La Corte Costituzionale, nella sentenza 9 maggio 2013, n. 85, aveva già evidenziato che il principio di precauzione caratterizza l'intero sistema normativo ambientale e va contemperato con altri principi (prevenzione, correzione alla fonte, informazione e partecipazione) e con i diritti costituzionalmente garantiti. L’interpretazione del Giudice delle Leggi è sempre stata orientata a garantire che il principio di precauzione, nel necessario bilanciamento, non sia mai prevalente, al fine di garantire che i diritti e le libertà compresse dalle misure adottate non vengano troppo menomate, specie quando nella valutazione del rischio persista l’incertezza scientifica.

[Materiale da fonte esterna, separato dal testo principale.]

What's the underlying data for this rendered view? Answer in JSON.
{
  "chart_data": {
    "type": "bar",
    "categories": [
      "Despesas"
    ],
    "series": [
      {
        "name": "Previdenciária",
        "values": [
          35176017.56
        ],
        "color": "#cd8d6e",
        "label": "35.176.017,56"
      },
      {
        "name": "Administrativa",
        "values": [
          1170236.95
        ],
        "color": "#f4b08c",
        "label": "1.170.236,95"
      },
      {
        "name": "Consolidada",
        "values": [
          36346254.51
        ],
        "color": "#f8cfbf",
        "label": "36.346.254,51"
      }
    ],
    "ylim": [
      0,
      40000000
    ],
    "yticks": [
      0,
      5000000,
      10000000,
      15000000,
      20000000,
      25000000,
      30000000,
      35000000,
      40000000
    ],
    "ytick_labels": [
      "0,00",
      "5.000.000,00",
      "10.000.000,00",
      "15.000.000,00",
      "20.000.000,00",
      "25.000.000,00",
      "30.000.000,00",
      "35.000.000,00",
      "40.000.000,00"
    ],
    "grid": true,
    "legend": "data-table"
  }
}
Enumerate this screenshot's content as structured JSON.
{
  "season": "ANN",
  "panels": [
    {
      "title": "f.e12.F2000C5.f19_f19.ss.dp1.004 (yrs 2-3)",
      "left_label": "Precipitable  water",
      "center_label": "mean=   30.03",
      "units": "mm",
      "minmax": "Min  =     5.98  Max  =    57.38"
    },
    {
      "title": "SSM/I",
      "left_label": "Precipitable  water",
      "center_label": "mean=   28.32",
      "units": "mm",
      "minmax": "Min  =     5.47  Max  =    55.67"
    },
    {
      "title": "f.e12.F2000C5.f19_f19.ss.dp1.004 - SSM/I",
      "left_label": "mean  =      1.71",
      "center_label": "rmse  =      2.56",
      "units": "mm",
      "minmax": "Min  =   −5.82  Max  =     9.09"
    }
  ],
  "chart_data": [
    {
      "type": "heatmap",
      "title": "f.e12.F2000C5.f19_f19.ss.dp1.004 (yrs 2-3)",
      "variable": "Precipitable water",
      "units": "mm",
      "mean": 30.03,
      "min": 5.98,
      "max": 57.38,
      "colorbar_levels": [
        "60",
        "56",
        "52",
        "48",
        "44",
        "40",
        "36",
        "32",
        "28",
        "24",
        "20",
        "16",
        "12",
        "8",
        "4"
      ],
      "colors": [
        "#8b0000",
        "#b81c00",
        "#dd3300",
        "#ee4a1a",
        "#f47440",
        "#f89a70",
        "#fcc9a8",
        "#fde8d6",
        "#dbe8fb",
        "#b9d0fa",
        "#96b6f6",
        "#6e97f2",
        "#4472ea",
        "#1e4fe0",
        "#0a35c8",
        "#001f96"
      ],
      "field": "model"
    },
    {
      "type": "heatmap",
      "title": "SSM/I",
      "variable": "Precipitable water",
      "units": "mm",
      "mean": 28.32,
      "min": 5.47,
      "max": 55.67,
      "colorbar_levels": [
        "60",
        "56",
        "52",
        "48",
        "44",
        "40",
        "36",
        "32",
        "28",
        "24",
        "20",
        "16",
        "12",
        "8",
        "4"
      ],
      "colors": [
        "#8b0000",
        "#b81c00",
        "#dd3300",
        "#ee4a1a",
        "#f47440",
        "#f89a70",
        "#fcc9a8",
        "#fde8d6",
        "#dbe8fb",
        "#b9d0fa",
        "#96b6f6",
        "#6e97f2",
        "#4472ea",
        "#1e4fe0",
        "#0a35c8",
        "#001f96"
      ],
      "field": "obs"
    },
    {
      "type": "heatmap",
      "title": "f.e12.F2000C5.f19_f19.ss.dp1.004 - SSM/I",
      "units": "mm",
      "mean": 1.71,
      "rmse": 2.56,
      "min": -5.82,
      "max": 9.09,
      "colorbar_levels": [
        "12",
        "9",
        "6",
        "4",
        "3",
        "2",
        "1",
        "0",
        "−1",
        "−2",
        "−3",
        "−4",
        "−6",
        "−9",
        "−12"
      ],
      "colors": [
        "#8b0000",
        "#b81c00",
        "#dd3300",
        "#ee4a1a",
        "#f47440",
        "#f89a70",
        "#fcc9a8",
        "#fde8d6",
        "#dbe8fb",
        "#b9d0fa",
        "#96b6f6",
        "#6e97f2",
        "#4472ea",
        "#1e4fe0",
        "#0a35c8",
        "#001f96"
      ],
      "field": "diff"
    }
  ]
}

Il giudice amministrativo si è allineato a tale orientamento, affermando che, in sede di applicazione, il principio di precauzione deve essere contemperato con il principio di proporzionalità, che impone misure congrue rispetto al livello prescelto di protezione e un’analisi dei vantaggi e degli oneri. Ciononostante, specie in materia di salute, e specie nell’emergenza pandemica, il ruolo del principio di precauzione è divenuto fondamentale, come la stessa V sezione del T.A.R. Campania aveva stabilito in un'ordinanza adottata in pieno
lockdown, (la n. 826 del 22 aprile 2020), in relazione alla assenza di "acclarate e solide conoscenze scientifiche in ordine alle modalità di trasmissione del coronavirus" e alla "possibilità che il virus resti sulle superfici per diverso tempo, anche se con carica virale progressivamente decrescente", circostanze in quella sede valorizzate per ritenere legittima l'adozione, stante la sussistenza di incertezze o un ragionevole dubbio riguardo all'esistenza o alla portata di rischi per la salute delle persone, di "misure di protezione senza dover attendere che siano pienamente dimostrate l'effettiva esistenza e la gravità di tali rischi", in un'ottica di "prevenzione anticipata rispetto al consolidamento delle conoscenze scientifiche”.